Apple’s upcoming Journal app (expected later this month) uses AI to harvest evidence of your activities and mindset to prompt you into journaling. Apple AI will sift through your day’s locations, photos, texts, audio recordings and other evidence to estimate moments, thoughts and feelings you might want to record (and augment them with the suggested, personally captured media). The journal entries are encrypted and can be “locked,” to prevent anyone else from seeing them.
Intriguingly, Apple promised something called the “Suggestions API,” which will enable third-party apps to participate.
AI note-taking tools abound. But when both Apple and Google commit to something, we can assume it’s going mainstream and will probably be used by a majority of the smartphone-using public very soon.
It’s become something of a cliché to say that the future of AI is a human-AI partnership, rather than AI replacing humans. AI note-taking and journaling could become where that partnership happens for most people in the workforce.
The most profitable way to think about AI in general and AI note-taking and journaling in particular is that… AI completes you. Let me explain.
Every person, by virtue of being a human being, has cognitive biases, blind spots, imperfect memory and limited mental capacity. AI can’t “fix” any of this. But it can help you think and perform better by using AI as a partner, or a sounding board. AI can compare your own thoughts and information, compare them with all the information in its dataset, and return to you the difference — the ideas you may be missing.
Note-taking apps that use generative AI function as a cross between a “second brain” and a “lifelog.”
A second brain is “an external, centralized, digital repository for the things you learn and the resources from which they come.” This idea is not just about storage, but about improving your ability to think. As with the Mother of All personal productivity solutions, David Allen's Getting Things Done, externally capturing important thoughts, action items, ideas and concepts in a trusted repository to be systematically acted upon later is a brilliant way to overcome some of our human cognitive flaws. AI turbocharges this idea by giving us a conversational interface for all that stuff, turning the repository of data into a partner to converse with, interrogate, and explore.

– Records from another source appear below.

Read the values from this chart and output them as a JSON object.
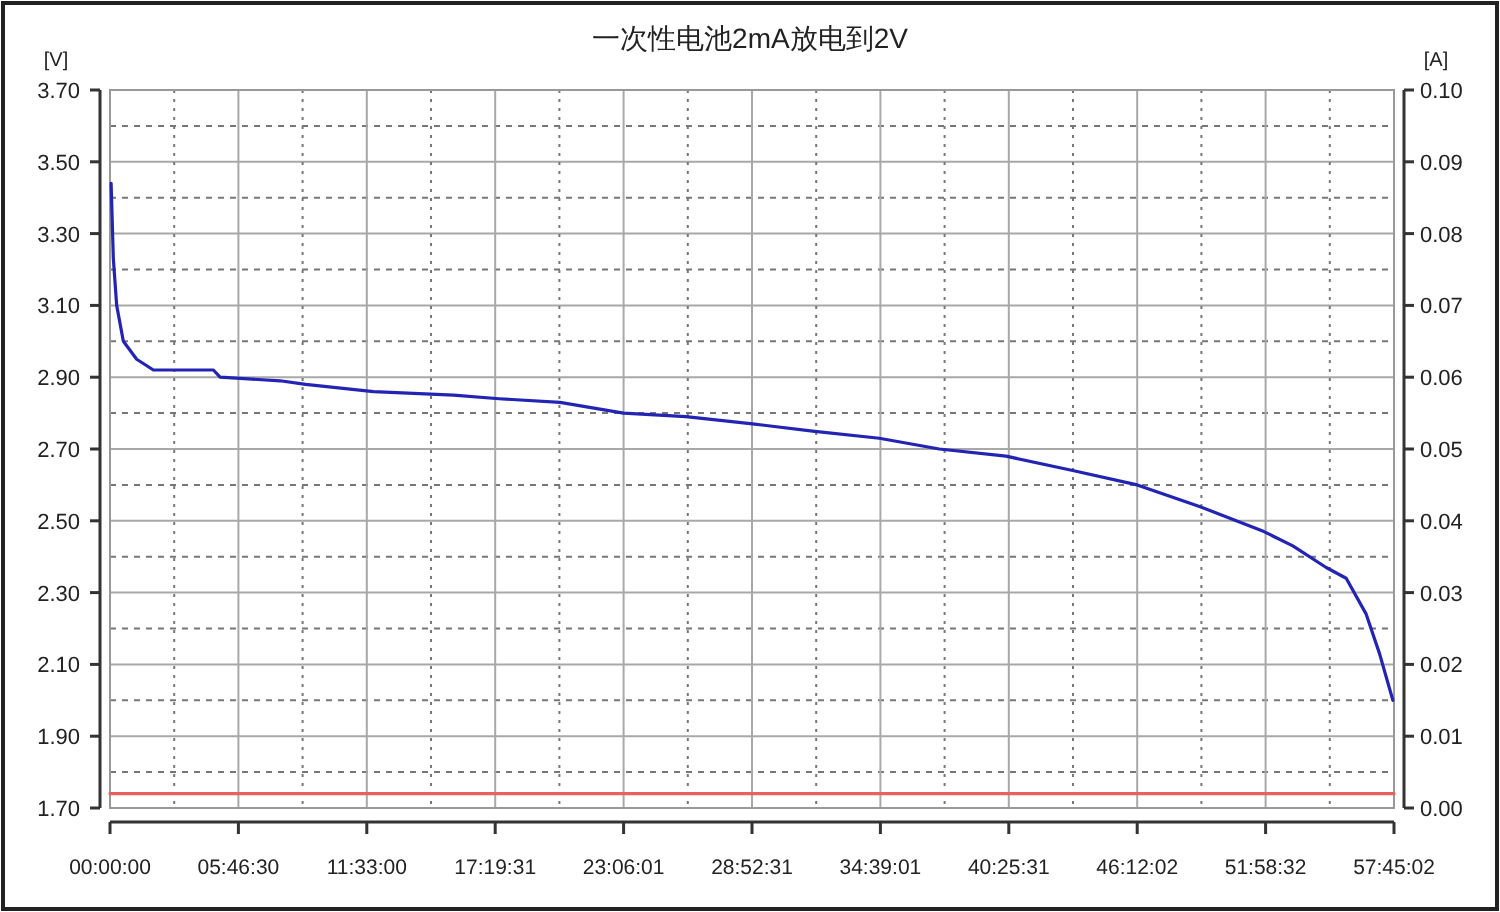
{
  "chart_data": {
    "type": "line",
    "title": "一次性电池2mA放电到2V",
    "ylabel": "[V]",
    "y2label": "[A]",
    "xlim": [
      0,
      57.7506
    ],
    "xticks": [
      {
        "value": 0,
        "label": "00:00:00"
      },
      {
        "value": 2.8875,
        "label": null
      },
      {
        "value": 5.775,
        "label": "05:46:30"
      },
      {
        "value": 8.6625,
        "label": null
      },
      {
        "value": 11.55,
        "label": "11:33:00"
      },
      {
        "value": 14.4376,
        "label": null
      },
      {
        "value": 17.3253,
        "label": "17:19:31"
      },
      {
        "value": 20.2128,
        "label": null
      },
      {
        "value": 23.1003,
        "label": "23:06:01"
      },
      {
        "value": 25.9878,
        "label": null
      },
      {
        "value": 28.8753,
        "label": "28:52:31"
      },
      {
        "value": 31.7628,
        "label": null
      },
      {
        "value": 34.6503,
        "label": "34:39:01"
      },
      {
        "value": 37.5378,
        "label": null
      },
      {
        "value": 40.4253,
        "label": "40:25:31"
      },
      {
        "value": 43.313,
        "label": null
      },
      {
        "value": 46.2006,
        "label": "46:12:02"
      },
      {
        "value": 49.0881,
        "label": null
      },
      {
        "value": 51.9756,
        "label": "51:58:32"
      },
      {
        "value": 54.8631,
        "label": null
      },
      {
        "value": 57.7506,
        "label": "57:45:02"
      }
    ],
    "ylim": [
      1.7,
      3.7
    ],
    "yticks": [
      {
        "value": 1.7,
        "label": "1.70"
      },
      {
        "value": 1.8,
        "label": null
      },
      {
        "value": 1.9,
        "label": "1.90"
      },
      {
        "value": 2.0,
        "label": null
      },
      {
        "value": 2.1,
        "label": "2.10"
      },
      {
        "value": 2.2,
        "label": null
      },
      {
        "value": 2.3,
        "label": "2.30"
      },
      {
        "value": 2.4,
        "label": null
      },
      {
        "value": 2.5,
        "label": "2.50"
      },
      {
        "value": 2.6,
        "label": null
      },
      {
        "value": 2.7,
        "label": "2.70"
      },
      {
        "value": 2.8,
        "label": null
      },
      {
        "value": 2.9,
        "label": "2.90"
      },
      {
        "value": 3.0,
        "label": null
      },
      {
        "value": 3.1,
        "label": "3.10"
      },
      {
        "value": 3.2,
        "label": null
      },
      {
        "value": 3.3,
        "label": "3.30"
      },
      {
        "value": 3.4,
        "label": null
      },
      {
        "value": 3.5,
        "label": "3.50"
      },
      {
        "value": 3.6,
        "label": null
      },
      {
        "value": 3.7,
        "label": "3.70"
      }
    ],
    "y2lim": [
      0,
      0.1
    ],
    "y2ticks": [
      {
        "value": 0,
        "label": "0.00"
      },
      {
        "value": 0.01,
        "label": "0.01"
      },
      {
        "value": 0.02,
        "label": "0.02"
      },
      {
        "value": 0.03,
        "label": "0.03"
      },
      {
        "value": 0.04,
        "label": "0.04"
      },
      {
        "value": 0.05,
        "label": "0.05"
      },
      {
        "value": 0.06,
        "label": "0.06"
      },
      {
        "value": 0.07,
        "label": "0.07"
      },
      {
        "value": 0.08,
        "label": "0.08"
      },
      {
        "value": 0.09,
        "label": "0.09"
      },
      {
        "value": 0.1,
        "label": "0.10"
      }
    ],
    "grid": true,
    "marker": "none",
    "line_style": "solid",
    "series": [
      {
        "color": "#2424b4",
        "x": [
          0.05,
          0.15,
          0.3,
          0.6,
          1.2,
          1.95,
          4.65,
          4.95,
          7.65,
          8.8,
          11.85,
          15.45,
          17.5,
          20.24,
          23.1,
          25.9,
          28.9,
          31.6,
          34.6,
          37.3,
          40.3,
          43.3,
          46.2,
          49.0,
          51.9,
          53.2,
          54.7,
          55.6,
          56.5,
          57.1,
          57.7
        ],
        "values": [
          3.44,
          3.23,
          3.1,
          3.0,
          2.95,
          2.92,
          2.92,
          2.9,
          2.89,
          2.88,
          2.86,
          2.85,
          2.84,
          2.83,
          2.8,
          2.79,
          2.77,
          2.75,
          2.73,
          2.7,
          2.68,
          2.64,
          2.6,
          2.54,
          2.47,
          2.43,
          2.37,
          2.34,
          2.24,
          2.13,
          2.0
        ]
      },
      {
        "color": "#e86060",
        "axis": "y2",
        "x": [
          0,
          57.7506
        ],
        "values": [
          0.002,
          0.002
        ]
      }
    ]
  }
}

A lifelog (I’ve written about it before) is a longtime techno-visionary dream of capturing all the details of one's work and life digitally for total instant recall, personal growth and posterity. As our digital devices, especially phones and smartwatches, capture everything about us — nowadays down to our heart-rate — the trouble is accessing that data in an actionable way.
This is what Apple is getting at with its Journal idea: to take the boatloads of data the phone is already collecting and offering it up to you for reflection and capturing for posterity.

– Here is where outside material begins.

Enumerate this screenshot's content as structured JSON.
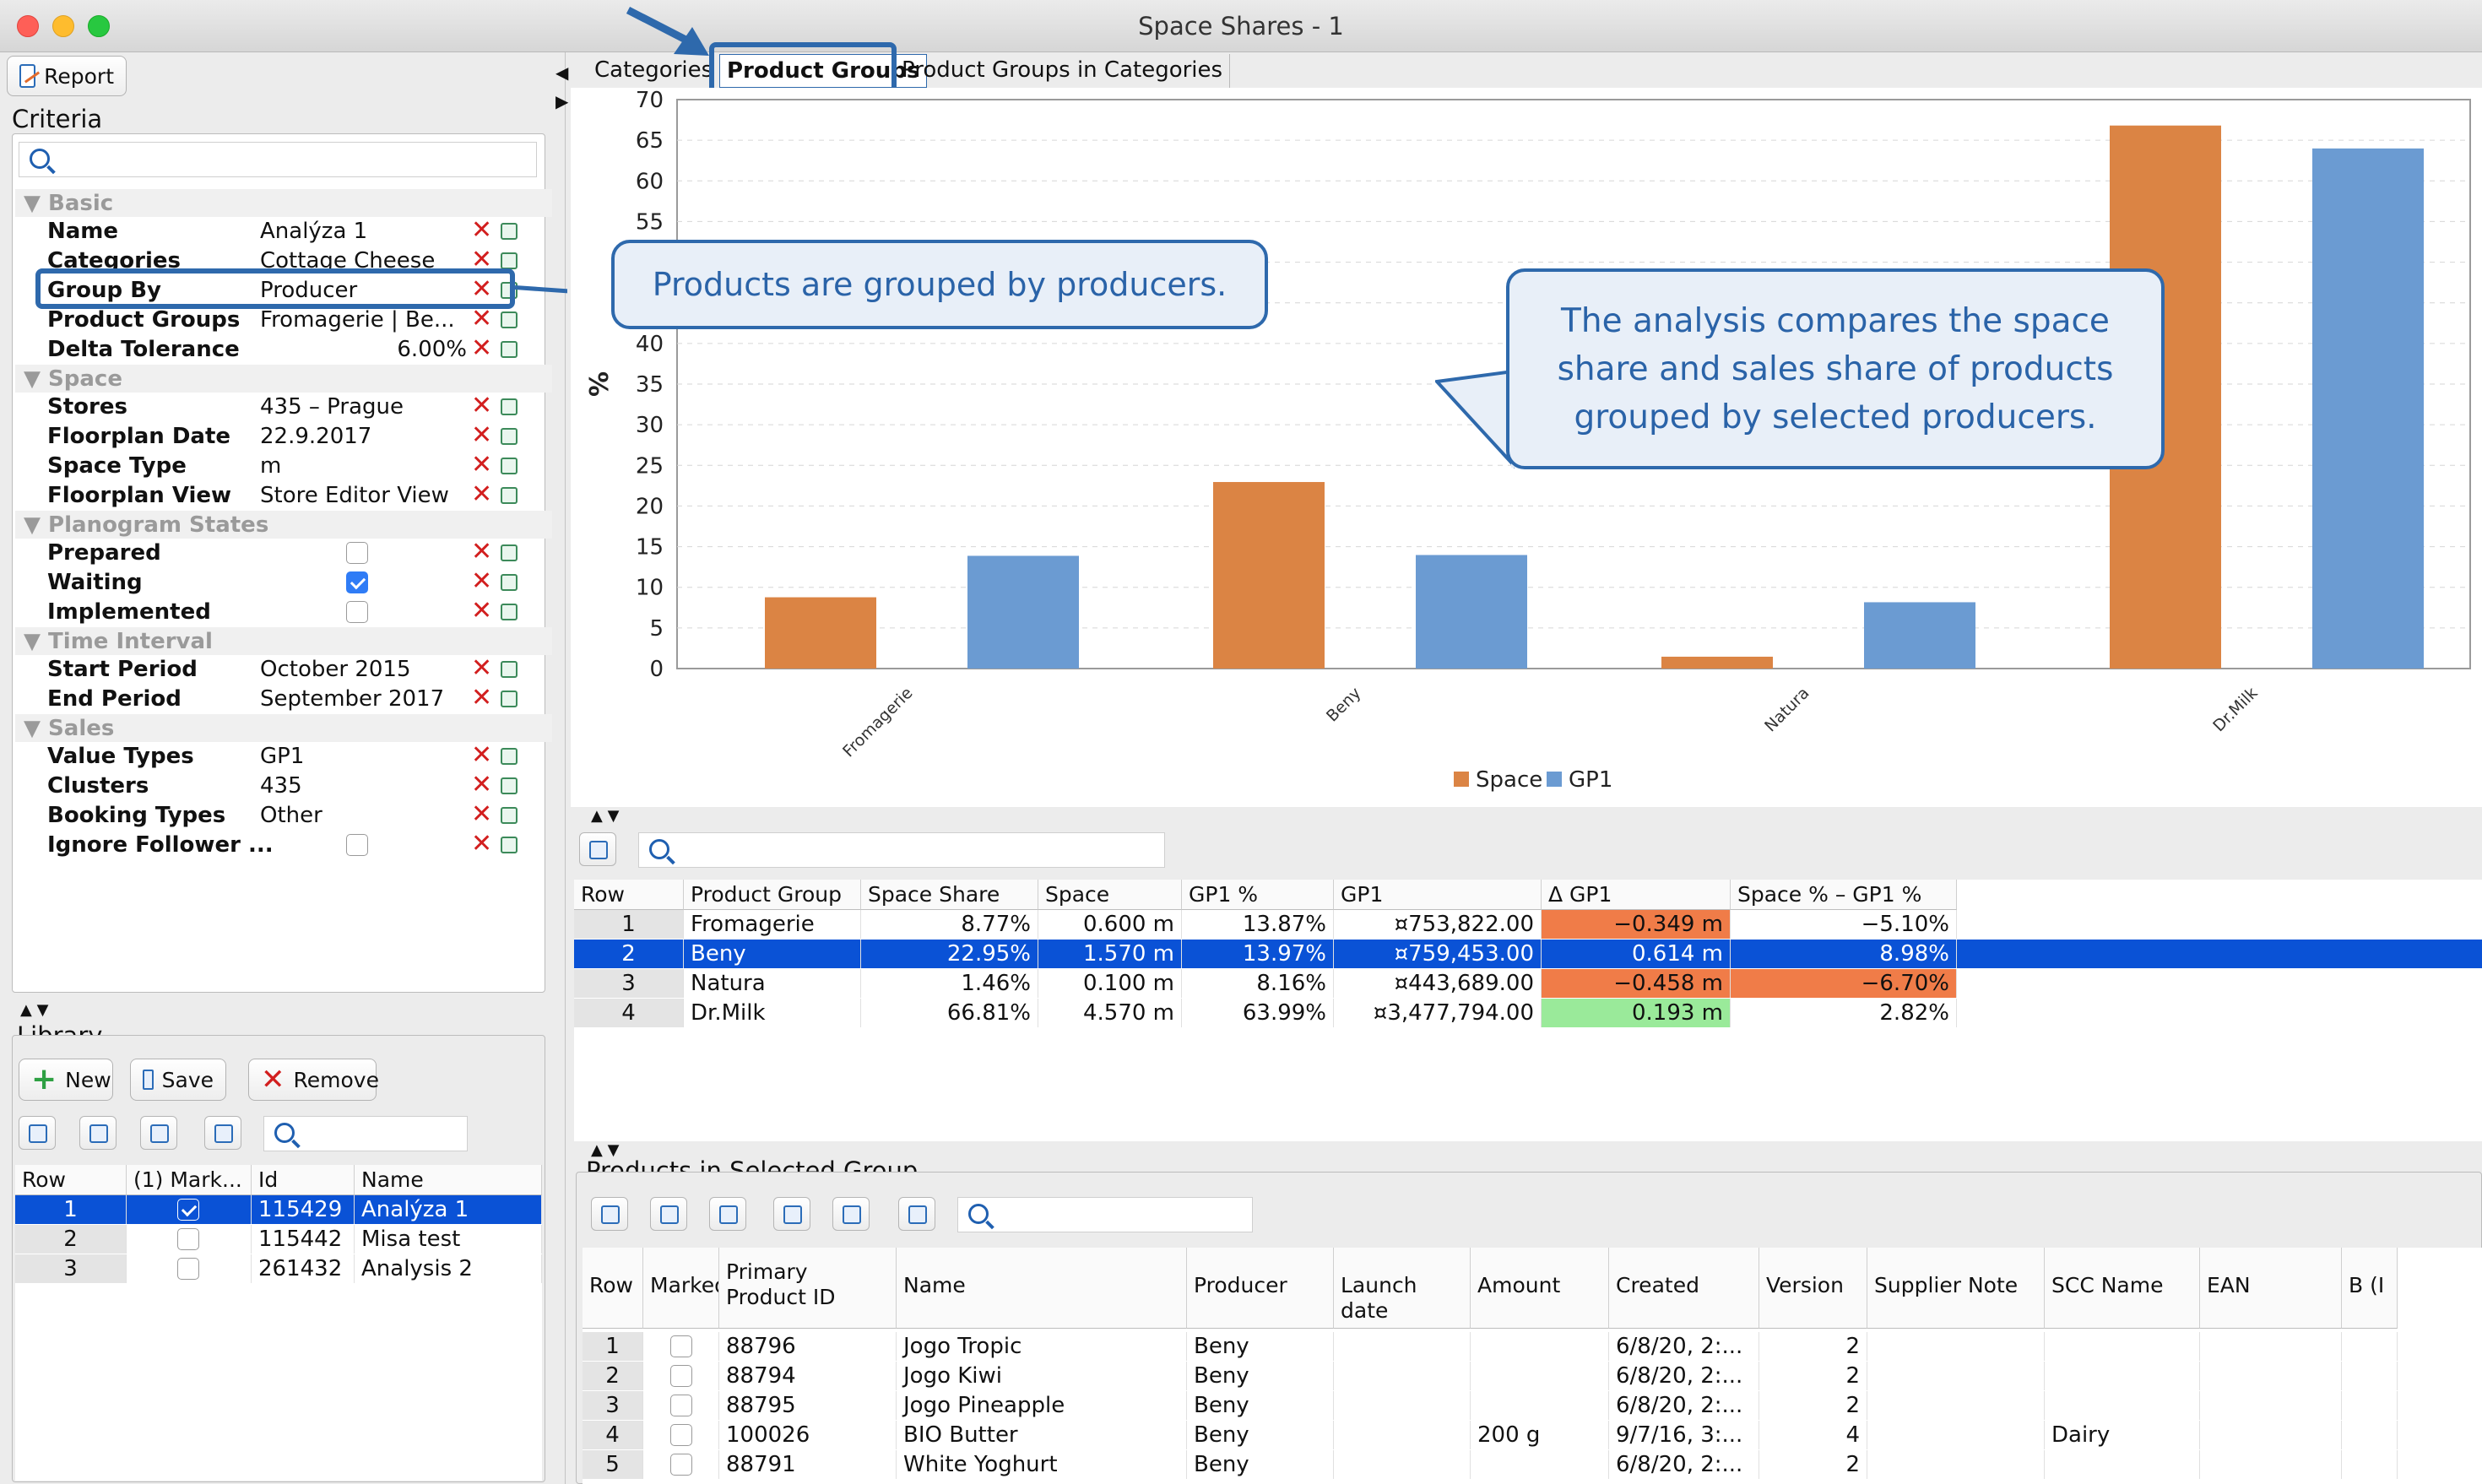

Both the “second brain” concept and the “lifelog” concept have been knocked around for many years, each embraced by its own minority of dedicated enthusiasts. The fatal flaw in these concepts was never the hoarding and capturing of data. The flaw was: What do you do with the data? How do you extract the insights you’re looking for?
And that’s why the imminent mainstreaming of generative AI-based note-taking and journaling is so consequential. Suddenly, we have the ultimate human interface for turning terabytes of data into nuggetized analysis, insights, ideas, concepts and more.
Just ask, and you can get a human-like answer.
When combined with external knowledge, as Google’s NotebookLM appears to do, the power is overwhelming. We’ll be able to not only get clear, complete answers to questions like: “What are the trends here?” but also questions like “What am I missing?” and “What should I do about this, given my professional goals?”
And Apple’s Journal app will use AI to nudge us to see and capture our own ideas, thoughts, and feelings.
The addition of generative AI to personal and professional note-taking and journaling looks like it could be where the rubber meets the road in the partnering with AI we’ve been talking about for the last 20 years.
AI plus personal note-taking and journaling is a powerful combination that could radically improve how we work and live.